The Assembly was last night locked in an extraordinary public dispute with the people it appointed to set the rules on MLAs’ expenses claims.
Amid serious concerns about the acceptance of claims which, according to those who wrote the rules, were contrary to those rules, Assembly Speaker Mitchel McLaughlin led an MLA backlash against those who have spoken out about the issue in recent days.
The News Letter understands that a review of Stormont’s procedures, which was undertaken by Westminster’s Independent Parliamentary Standards Authority, expressed a series of concerns about what is going on at Stormont.
Although the focus has thus far been on £150,000 claimed by Sinn Fein for research by a company whose directors are Sinn Fein’s finance directors, and where no evidence of the research has emerged, yesterday the DUP and Sinn Fein closed ranks in response to the criticism.
Members of the Independent Financial Review Panel (IFRP), which is chaired by the former chairman of Belfast Health Trust, Pat McCartan, spoke out on Sunday and yesterday morning about their unhappiness at what has been going on.
But in the Assembly yesterday, DUP chief whip Peter Weir denounced “erroneous and mischievous allegations against the Assembly that strike at its integrity”.
Dismissing IFRP member Alan McQuillan’s allegations that there had been a “secret” appeal mechanism for MLAs whose expense claims are rejected, Mr Weir asked the Speaker to confirm that no such mechanism had ever existed.
The Speaker concurred with Mr Weir, telling the Assembly that he had been “exercised by this”. He went on: “I am extremely disappointed at the publicity that has been generated, apparently at the behest of the two senior members of the independent panel.”
Jim Allister said it was “interesting” that “the DUP that rides to the rescue of Sinn Féin on the issue”. But Mr McLaughlin responded: “The fantastical theory that parties would combine and collude to give money to Sinn Féin is, I think, something that would cause even you to have second thoughts.”
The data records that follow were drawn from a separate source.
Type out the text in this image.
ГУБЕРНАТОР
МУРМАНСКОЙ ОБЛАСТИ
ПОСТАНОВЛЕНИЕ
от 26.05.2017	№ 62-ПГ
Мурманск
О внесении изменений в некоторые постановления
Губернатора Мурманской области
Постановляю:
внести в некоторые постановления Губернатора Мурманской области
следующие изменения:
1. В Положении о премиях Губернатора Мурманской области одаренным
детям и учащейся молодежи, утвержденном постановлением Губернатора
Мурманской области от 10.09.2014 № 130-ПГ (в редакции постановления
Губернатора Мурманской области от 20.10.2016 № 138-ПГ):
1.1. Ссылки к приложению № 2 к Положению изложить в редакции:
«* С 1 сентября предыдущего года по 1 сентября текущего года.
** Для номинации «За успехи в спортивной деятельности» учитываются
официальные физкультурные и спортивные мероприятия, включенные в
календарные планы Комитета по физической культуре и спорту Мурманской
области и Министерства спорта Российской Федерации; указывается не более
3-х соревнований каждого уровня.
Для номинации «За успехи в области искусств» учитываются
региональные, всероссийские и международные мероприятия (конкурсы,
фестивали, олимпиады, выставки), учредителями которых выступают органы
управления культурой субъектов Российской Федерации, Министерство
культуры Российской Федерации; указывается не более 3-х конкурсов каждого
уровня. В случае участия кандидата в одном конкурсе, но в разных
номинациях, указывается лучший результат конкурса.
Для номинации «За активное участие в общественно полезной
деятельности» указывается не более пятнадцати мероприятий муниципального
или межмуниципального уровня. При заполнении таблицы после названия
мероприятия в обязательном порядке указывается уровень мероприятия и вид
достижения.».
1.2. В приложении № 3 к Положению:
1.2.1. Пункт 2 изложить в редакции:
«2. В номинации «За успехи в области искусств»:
That was followed by a statement from the Assembly Commission in which it defended its decision to pay out on Sinn Fein’s claims for research – something which it said could not be avoided because there was a contractual obligation to do so – and dismissed the IFRP’s claims that the payments were against the law, something it said was “simply not the case”.
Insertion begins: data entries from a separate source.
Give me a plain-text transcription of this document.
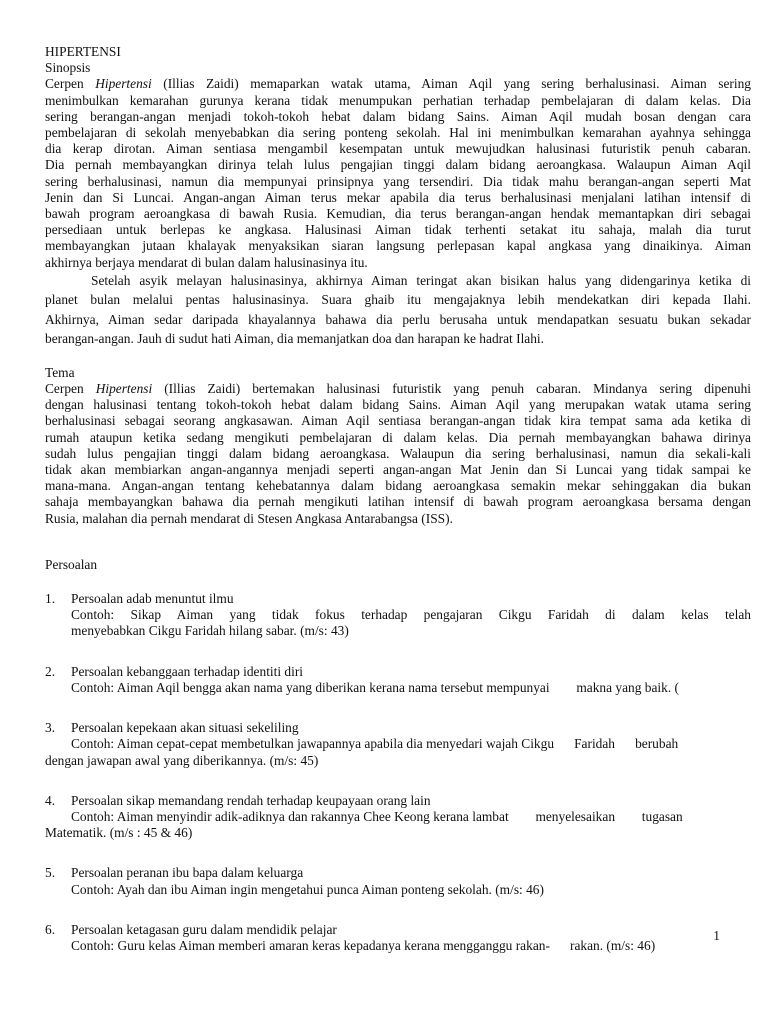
HIPERTENSI
Sinopsis
Cerpen Hipertensi (Illias Zaidi) memaparkan watak utama, Aiman Aqil yang sering berhalusinasi. Aiman sering
menimbulkan kemarahan gurunya kerana tidak menumpukan perhatian terhadap pembelajaran di dalam kelas. Dia
sering berangan-angan menjadi tokoh-tokoh hebat dalam bidang Sains. Aiman Aqil mudah bosan dengan cara
pembelajaran di sekolah menyebabkan dia sering ponteng sekolah. Hal ini menimbulkan kemarahan ayahnya sehingga
dia kerap dirotan. Aiman sentiasa mengambil kesempatan untuk mewujudkan halusinasi futuristik penuh cabaran.
Dia pernah membayangkan dirinya telah lulus pengajian tinggi dalam bidang aeroangkasa. Walaupun Aiman Aqil
sering berhalusinasi, namun dia mempunyai prinsipnya yang tersendiri. Dia tidak mahu berangan-angan seperti Mat
Jenin dan Si Luncai. Angan-angan Aiman terus mekar apabila dia terus berhalusinasi menjalani latihan intensif di
bawah program aeroangkasa di bawah Rusia. Kemudian, dia terus berangan-angan hendak memantapkan diri sebagai
persediaan untuk berlepas ke angkasa. Halusinasi Aiman tidak terhenti setakat itu sahaja, malah dia turut
membayangkan jutaan khalayak menyaksikan siaran langsung perlepasan kapal angkasa yang dinaikinya. Aiman
akhirnya berjaya mendarat di bulan dalam halusinasinya itu.
Setelah asyik melayan halusinasinya, akhirnya Aiman teringat akan bisikan halus yang didengarinya ketika di
planet bulan melalui pentas halusinasinya. Suara ghaib itu mengajaknya lebih mendekatkan diri kepada Ilahi.
Akhirnya, Aiman sedar daripada khayalannya bahawa dia perlu berusaha untuk mendapatkan sesuatu bukan sekadar
berangan-angan. Jauh di sudut hati Aiman, dia memanjatkan doa dan harapan ke hadrat Ilahi.
Tema
Cerpen Hipertensi (Illias Zaidi) bertemakan halusinasi futuristik yang penuh cabaran. Mindanya sering dipenuhi
dengan halusinasi tentang tokoh-tokoh hebat dalam bidang Sains. Aiman Aqil yang merupakan watak utama sering
berhalusinasi sebagai seorang angkasawan. Aiman Aqil sentiasa berangan-angan tidak kira tempat sama ada ketika di
rumah ataupun ketika sedang mengikuti pembelajaran di dalam kelas. Dia pernah membayangkan bahawa dirinya
sudah lulus pengajian tinggi dalam bidang aeroangkasa. Walaupun dia sering berhalusinasi, namun dia sekali-kali
tidak akan membiarkan angan-angannya menjadi seperti angan-angan Mat Jenin dan Si Luncai yang tidak sampai ke
mana-mana. Angan-angan tentang kehebatannya dalam bidang aeroangkasa semakin mekar sehinggakan dia bukan
sahaja membayangkan bahawa dia pernah mengikuti latihan intensif di bawah program aeroangkasa bersama dengan
Rusia, malahan dia pernah mendarat di Stesen Angkasa Antarabangsa (ISS).
Persoalan
1. Persoalan adab menuntut ilmu
Contoh: Sikap Aiman yang tidak fokus terhadap pengajaran Cikgu Faridah di dalam kelas telah
menyebabkan Cikgu Faridah hilang sabar. (m/s: 43)
2. Persoalan kebanggaan terhadap identiti diri
Contoh: Aiman Aqil bengga akan nama yang diberikan kerana nama tersebut mempunyai        makna yang baik. (
3. Persoalan kepekaan akan situasi sekeliling
Contoh: Aiman cepat-cepat membetulkan jawapannya apabila dia menyedari wajah Cikgu      Faridah      berubah
dengan jawapan awal yang diberikannya. (m/s: 45)
4. Persoalan sikap memandang rendah terhadap keupayaan orang lain
Contoh: Aiman menyindir adik-adiknya dan rakannya Chee Keong kerana lambat        menyelesaikan        tugasan
Matematik. (m/s : 45 & 46)
5. Persoalan peranan ibu bapa dalam keluarga
Contoh: Ayah dan ibu Aiman ingin mengetahui punca Aiman ponteng sekolah. (m/s: 46)
6. Persoalan ketagasan guru dalam mendidik pelajar
Contoh: Guru kelas Aiman memberi amaran keras kepadanya kerana mengganggu rakan-      rakan. (m/s: 46)
1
Last night Mr McCartan hit back, telling the News Letter that he “disputes” some of what has been said by the Assembly authorities and MLAs and saying that he is meeting with the Speaker and the Assembly’s chief executive on Wednesday to discuss the issue.
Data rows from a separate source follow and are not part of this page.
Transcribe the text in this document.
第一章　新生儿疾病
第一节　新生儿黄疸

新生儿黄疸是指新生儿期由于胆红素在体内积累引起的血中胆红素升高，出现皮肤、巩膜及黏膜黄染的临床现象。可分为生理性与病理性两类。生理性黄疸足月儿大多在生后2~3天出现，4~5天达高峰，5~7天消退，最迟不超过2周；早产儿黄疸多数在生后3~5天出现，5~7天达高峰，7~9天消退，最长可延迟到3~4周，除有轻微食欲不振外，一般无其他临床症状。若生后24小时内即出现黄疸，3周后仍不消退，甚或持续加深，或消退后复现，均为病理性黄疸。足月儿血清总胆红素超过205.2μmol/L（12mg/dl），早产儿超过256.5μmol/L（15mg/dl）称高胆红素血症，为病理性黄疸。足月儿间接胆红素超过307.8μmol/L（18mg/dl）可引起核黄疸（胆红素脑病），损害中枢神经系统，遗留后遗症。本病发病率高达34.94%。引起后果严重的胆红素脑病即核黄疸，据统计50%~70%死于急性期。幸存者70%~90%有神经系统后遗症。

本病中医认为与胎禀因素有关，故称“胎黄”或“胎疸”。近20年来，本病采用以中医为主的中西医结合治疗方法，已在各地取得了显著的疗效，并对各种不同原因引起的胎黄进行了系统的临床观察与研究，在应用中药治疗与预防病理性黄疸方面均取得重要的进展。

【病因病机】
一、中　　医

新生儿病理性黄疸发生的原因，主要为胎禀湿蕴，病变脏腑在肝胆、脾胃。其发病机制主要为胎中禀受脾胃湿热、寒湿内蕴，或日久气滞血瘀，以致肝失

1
Mr McCartan – whose body has long been the subject of criticism by MLAs ever since it cut their expense accounts several years ago – said that he was “quite happy for MLAs to comment on these matters as they see fit”.
But he added: “What isn’t appropriate is into the future that the current methods of determination of determination and resolution of such problems remains a mater for MLAs under the Speaker in the Assembly Commission.”
He said that there should be “robust independence” of the expenses authorities, as happens at Westminster.
Retired deputy chief constable Alan McQuillan had said yesterday morning: “We don’t know why these payments were made; we were amazed and astounded to hear on Friday that they had written to another MLA and told him that basically everything was in line with our determination when in our view...and we’ve been arguing with them about this for weeks...it was not in line with our determination [rules].”
And, speaking on BBC Radio Ulster’s Nolan Show, Mr McQuillan said that although the focus has thus far been on the £150,000 claim by Sinn Fein for research, several of the other parties implicated in similar questionable claims.
The Assembly Commission – the cross-party body of MLAs which runs the Assembly – said in a statement: “The commentary around an appeals committee is incorrect.
“There is an appeal mechanism for MLAs unhappy with a claim for expenses being rejected. It is open and transparent...the Commission has not considered any appeals under this mechanism since the introduction of the current handbook in 2011.
“The Assembly Commission’s finances are audited internally by Internal Auditors and externally by the Northern Ireland Audit Office.”
In a statement, the Northern Ireland Audit Office said: “We are the auditors of the NI Assembly and as part of our work we examine a sample of MLA expenses. “We had a very constructive meeting with the Independent Financial Review Panel last week when we were alerted to a number of concerns. We will consider the issues raised as part of our normal audit work.”
Jim Allister said that the IFRP’s statements raised “serious questions for the Assembly Commission and the financial operation on MLAs expenses which it oversees”.
Ulster Unionist councillor Graham Craig called for Westminster’s Committee Standards in Public Life, chaired by Ulster peer Lord Bew, to have “an open and free remit over the Northern Ireland Assembly”.